TAU team controls terahertz waves to better detect cavities, explosives

The team’s discovery could lead to the development of novel methods of non-destructive analysis in arenas ranging from medicine to security, including identifying dental caries or explosive devices.

Shay Keren-Zur, May Tal, and Prof. Tal Ellenbogen (photo credit: TEL AVIV UNIVERSITY)
Shay Keren-Zur, May Tal, and Prof. Tal Ellenbogen
(photo credit: TEL AVIV UNIVERSITY)
A team of researchers at Tel Aviv University have developed a new method for producing and controlling terahertz waves that enable the non-destructive analysis of hidden, internal substances.
According to lead research Prof. Tal Ellenbogen, terahertz waves can be transmitted through various types of materials ranging from paper, plastics, ceramics and even teeth. The team’s discovery could lead to the development of novel methods of non-destructive analysis in arenas ranging from medicine to security, including identifying dental caries or explosive devices.
Specifically, the researchers are using nanometric materials to produce and control the waves – which are best known for passing through materials and objects that appear opaque to other wavelengths – and detecting hidden objects or even revealing their composition.
Until now, the ability to produce or control these waves was limited, he said. “The problem with terahertz waves is that they are difficult to generate, and it is difficult to control what you generate.”
The researchers created surfaces paved with nanometric gold antennas that effectively receive light from lasers emitting ultrashort infrared pulses, and then convert the energy and transmit terahertz pulses instead.

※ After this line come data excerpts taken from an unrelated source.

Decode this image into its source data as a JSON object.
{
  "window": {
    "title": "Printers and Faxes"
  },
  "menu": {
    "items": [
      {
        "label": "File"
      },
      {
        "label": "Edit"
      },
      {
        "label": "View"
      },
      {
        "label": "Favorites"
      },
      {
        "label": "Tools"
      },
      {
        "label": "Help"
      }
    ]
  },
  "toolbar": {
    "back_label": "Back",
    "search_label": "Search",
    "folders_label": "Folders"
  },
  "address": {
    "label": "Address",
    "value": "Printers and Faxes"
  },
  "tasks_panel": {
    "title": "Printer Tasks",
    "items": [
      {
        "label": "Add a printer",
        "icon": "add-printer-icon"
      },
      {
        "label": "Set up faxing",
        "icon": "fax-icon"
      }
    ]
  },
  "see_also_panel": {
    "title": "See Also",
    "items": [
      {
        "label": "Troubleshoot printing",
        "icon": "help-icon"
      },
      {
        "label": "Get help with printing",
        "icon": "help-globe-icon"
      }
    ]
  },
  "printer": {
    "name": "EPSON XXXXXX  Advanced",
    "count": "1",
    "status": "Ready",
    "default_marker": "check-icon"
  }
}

By controlling the antennas on the meta-surfaces, the researchers demonstrated that the spatial and temporal shape of the terahertz pulse can be pre-planned.
“We fabricate millions or hundreds of thousands of these nanoantennas on a very small chip and we can control each and every one,” explained Ellenbogen. “We gain unmatched control of the terahertz emission.”
He said that by being able to perfectly control the shape of the waves, detection capabilities can be improved.
“It will make the capabilities faster, and they will be able to be used to find even smaller things by improving the resolution of the detection,” he added.
The results of the study were recently published in Nature Communications and Nano Letters, and will be presented at the beginning of February 2020 in the SPIE Photonics West international photonics and laser exhibition in San Francisco.
Ellenbogen collaborated on the project with research students Shay Keren-Zur ,Mai Tal and Eviatar Minerbi, along with Prof. Daniel Mittleman of Brown University. Dr. Sharly Fleischer of TAU’s School of Chemistry also worked on the development.
Now, he and his team are trying to improve the efficiency of the generation process and reduce the cost of producing this new technology.
Ellenbogen said he hopes that within a few years, the team’s system will be available on the market.
“The ability to fully control the spatial shape and other properties of terahertz waves, as demonstrated in the study, enables the development and implementation of advanced imaging methods and new techniques of microscopy and spectroscopy,” Ellenbogen said. “They will improve the ability to detect from afar, without chemical lab tests, the composition and spatial structure of materials.
“This will enable, for instance, the easy detection of fake medications and explosives,” he continued. “People can try to imagine where this might be useful.”